異次元の金融緩和の化けの皮を剥ぐ「日経・東大日次物価指数」

「スーパーの日々の物価動向を示す『日経・東大日次物価指数』が上昇している。前年同日比の上昇率は17日時点で2011年10月以来、約4年ぶりに1%を超えた。円安で製造コストが高まる中、食料品を中心に値上げの動きが広がっている」(22日付日本経済新聞 「スーパー物価1%超の上昇」)

消費者物価指数(CPI)の上昇率が、前年同月比で0.1%の上昇(生鮮食品を除く総合)に留まるなか、「総務省が算出する消費者物価指数(CPI)と長い目で見ると連動する傾向がある」(同日本経済新聞)と言われている「日経・東大日次物価指数」の上昇率が約4年ぶりに1%を超えて来ました。

「日経・東大日次物価指数」が上昇して来たことは、「雇用の改善や賃金の上昇を背景に物価は上昇基調を続けている」(同日本経済新聞)という日銀の見通しを正当化するものだと好意的に捉える向きもあります。しかし、「日経・東大日次物価指数」を詳しく見てみると、ちょっと異なった結論に辿りつくように思います。

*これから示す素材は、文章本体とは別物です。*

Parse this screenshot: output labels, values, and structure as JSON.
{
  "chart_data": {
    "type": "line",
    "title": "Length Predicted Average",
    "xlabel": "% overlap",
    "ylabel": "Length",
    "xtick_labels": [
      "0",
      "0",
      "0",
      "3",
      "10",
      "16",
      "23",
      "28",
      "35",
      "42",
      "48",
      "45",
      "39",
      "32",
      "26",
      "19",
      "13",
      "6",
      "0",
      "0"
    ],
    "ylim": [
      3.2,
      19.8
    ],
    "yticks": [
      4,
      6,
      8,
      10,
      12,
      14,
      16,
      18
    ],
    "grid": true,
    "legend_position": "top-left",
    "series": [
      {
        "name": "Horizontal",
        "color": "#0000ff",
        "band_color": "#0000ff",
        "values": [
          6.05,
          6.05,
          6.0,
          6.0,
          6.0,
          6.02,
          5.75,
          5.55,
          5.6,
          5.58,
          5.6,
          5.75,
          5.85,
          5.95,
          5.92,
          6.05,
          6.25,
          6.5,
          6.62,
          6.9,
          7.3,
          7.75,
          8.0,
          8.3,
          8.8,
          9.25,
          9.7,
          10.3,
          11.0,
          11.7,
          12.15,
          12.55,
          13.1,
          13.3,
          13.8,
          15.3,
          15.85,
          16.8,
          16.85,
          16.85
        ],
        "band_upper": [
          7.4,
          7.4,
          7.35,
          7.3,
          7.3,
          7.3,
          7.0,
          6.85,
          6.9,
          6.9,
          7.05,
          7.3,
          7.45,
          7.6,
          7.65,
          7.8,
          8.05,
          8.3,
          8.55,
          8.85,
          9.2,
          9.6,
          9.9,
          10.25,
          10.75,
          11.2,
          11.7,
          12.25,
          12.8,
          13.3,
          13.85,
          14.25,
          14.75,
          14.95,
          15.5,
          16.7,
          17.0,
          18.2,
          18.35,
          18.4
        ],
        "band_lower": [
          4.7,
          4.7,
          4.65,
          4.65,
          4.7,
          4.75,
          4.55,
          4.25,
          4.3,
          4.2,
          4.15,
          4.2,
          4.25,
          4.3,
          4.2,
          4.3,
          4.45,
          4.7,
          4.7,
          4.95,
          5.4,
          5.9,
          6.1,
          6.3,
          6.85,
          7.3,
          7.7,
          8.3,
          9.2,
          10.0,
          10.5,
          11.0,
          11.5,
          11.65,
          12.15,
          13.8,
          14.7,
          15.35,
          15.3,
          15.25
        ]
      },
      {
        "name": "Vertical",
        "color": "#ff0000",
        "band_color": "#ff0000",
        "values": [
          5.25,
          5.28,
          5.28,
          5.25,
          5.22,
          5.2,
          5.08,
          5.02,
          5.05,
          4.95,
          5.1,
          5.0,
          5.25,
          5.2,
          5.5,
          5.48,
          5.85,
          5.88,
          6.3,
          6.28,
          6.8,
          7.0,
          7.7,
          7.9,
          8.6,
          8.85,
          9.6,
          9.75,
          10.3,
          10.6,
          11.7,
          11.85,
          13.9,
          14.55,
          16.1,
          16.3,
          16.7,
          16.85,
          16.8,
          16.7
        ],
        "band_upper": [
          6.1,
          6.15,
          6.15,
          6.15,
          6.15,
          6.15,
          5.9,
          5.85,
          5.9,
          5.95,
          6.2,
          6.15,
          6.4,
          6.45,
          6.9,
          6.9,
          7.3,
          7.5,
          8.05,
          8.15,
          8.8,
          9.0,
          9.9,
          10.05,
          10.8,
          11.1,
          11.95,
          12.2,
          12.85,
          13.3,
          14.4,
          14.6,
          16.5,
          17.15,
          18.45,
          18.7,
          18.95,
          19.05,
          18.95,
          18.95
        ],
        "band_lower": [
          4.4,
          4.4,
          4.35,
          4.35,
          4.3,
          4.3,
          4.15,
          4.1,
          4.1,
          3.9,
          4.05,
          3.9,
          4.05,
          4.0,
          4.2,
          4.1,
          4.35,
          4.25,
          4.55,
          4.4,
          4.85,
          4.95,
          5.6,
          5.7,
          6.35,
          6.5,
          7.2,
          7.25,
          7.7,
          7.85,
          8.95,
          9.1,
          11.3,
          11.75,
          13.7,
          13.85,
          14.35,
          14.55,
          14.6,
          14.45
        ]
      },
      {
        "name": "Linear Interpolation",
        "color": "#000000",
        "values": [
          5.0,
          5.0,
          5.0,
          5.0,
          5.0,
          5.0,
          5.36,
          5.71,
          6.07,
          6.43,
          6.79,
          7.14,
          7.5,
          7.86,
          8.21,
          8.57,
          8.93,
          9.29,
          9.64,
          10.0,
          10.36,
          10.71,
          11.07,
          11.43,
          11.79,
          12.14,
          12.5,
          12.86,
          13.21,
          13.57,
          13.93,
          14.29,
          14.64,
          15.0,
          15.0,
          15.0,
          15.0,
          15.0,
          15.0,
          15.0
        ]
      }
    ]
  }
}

物価上昇には、賃金や原材料の値上げなどによる生産コストの上昇による「コストプッシュ・インフレ」と、景気拡大に伴う総需要増大による「ディマンドプル・インフレ」の2つがありますが、日銀が目指しているのは資金供給量を増やすことによる「ディマンドプル・インフレ」です。

足下の物価上昇がどちらのタイプなのかを判定するのに重要なのは、「日経・東大日次物価指数」と同時に「東大日次物価指数プロジェクト」が公表している「日次売上高指数」です。

「売上高」というのは、「価格×数量」というように分解されます。また、スーパーで売られている日常品のほとんどは、価格が上昇すれば販売数量が増え、下落すれば販売数量が減るという特性を持っています。

こうしたことから言えることは、仮に顧客の購買力が高まっているとしたら、「価格」が上昇しても「販売数量」は変わらず、結果的に「売上高」が「価格」上昇分だけ増え、仮に顧客の購買力が弱まっているとしたら、顧客は出費を抑えるために「価格」上昇に対応して「販売数量」を減らし、結果的に「売上高」は増えないということです。

「日次売上高指数」は曜日の関係もあり、「日次物価指数」と比較してとても振れの大きなものなので、同時に発表されている月次指数を民主党政権時代の2012年を100として水準を計算してみると、6月時点での「物価」水準は99.42、「売上高」水準は98.76となり、ともに2012年の水準にも届いていない状況です。

「物価」が上昇して来ているにもかかわらず、「売上高」が伸びていないということは、「販売数量」が増えていない、要するに顧客の購買力が高まっていないことを示唆するものです。

換言すれば、アベノミクスは景気回復に伴う物価上昇という効果を生んでいないということです。

記事の中では、東大日次物価指数プロジェクトを指揮する渡辺努・東大教授の「値上げしても販売が大きく落ち込まないと判断するメーカーや小売店が増えているようだ」というコメントが紹介されていますが、発表された指数は、実際には「販売数量」は増えていないことを物語っています。

しかも、この「日経・東大日次物価指数」では、内容量を減らすといった「隠れ値上げ」は反映されていません。消費増税を期に「隠れ値上げ」が続いたことを考えると、顧客の実質的な「購入数量」はかなり減っている可能性が高いといえる状況にあります。

「値上げしても販売が大きく落ち込まない」としたら、それは顧客が既に生活をしていくうえで最低限必要な水準まで「購入数量」を落して来ており、「価格」に関らず今の「購入数量」を維持せざるを得ない状況に陥っていることを表しているのかもしれません。

「日経・東大日次物価指数」を分析する限り、足下の物価上昇は「ディマンドプル型」とはいえないものです。また、先日実質賃金指数(=名目賃金÷CPI)が2013年4月以来25カ月ぶりにマイナスを脱したことが報じられましたが、CPIに先行して「日経・東大日次物価指数」が上昇して来ているということは、実質賃金は依然としてマイナス圏に沈んでいるということを示すものでしかありません。

「日経・東大日次物価指数」の上昇は、安倍総理が推し進めてきたアベノミクスと異次元の金融緩和の効果の化けの皮を剥ぎ取り、今後安倍総理の支持率をさらに低下させる原動力になるかもしれません。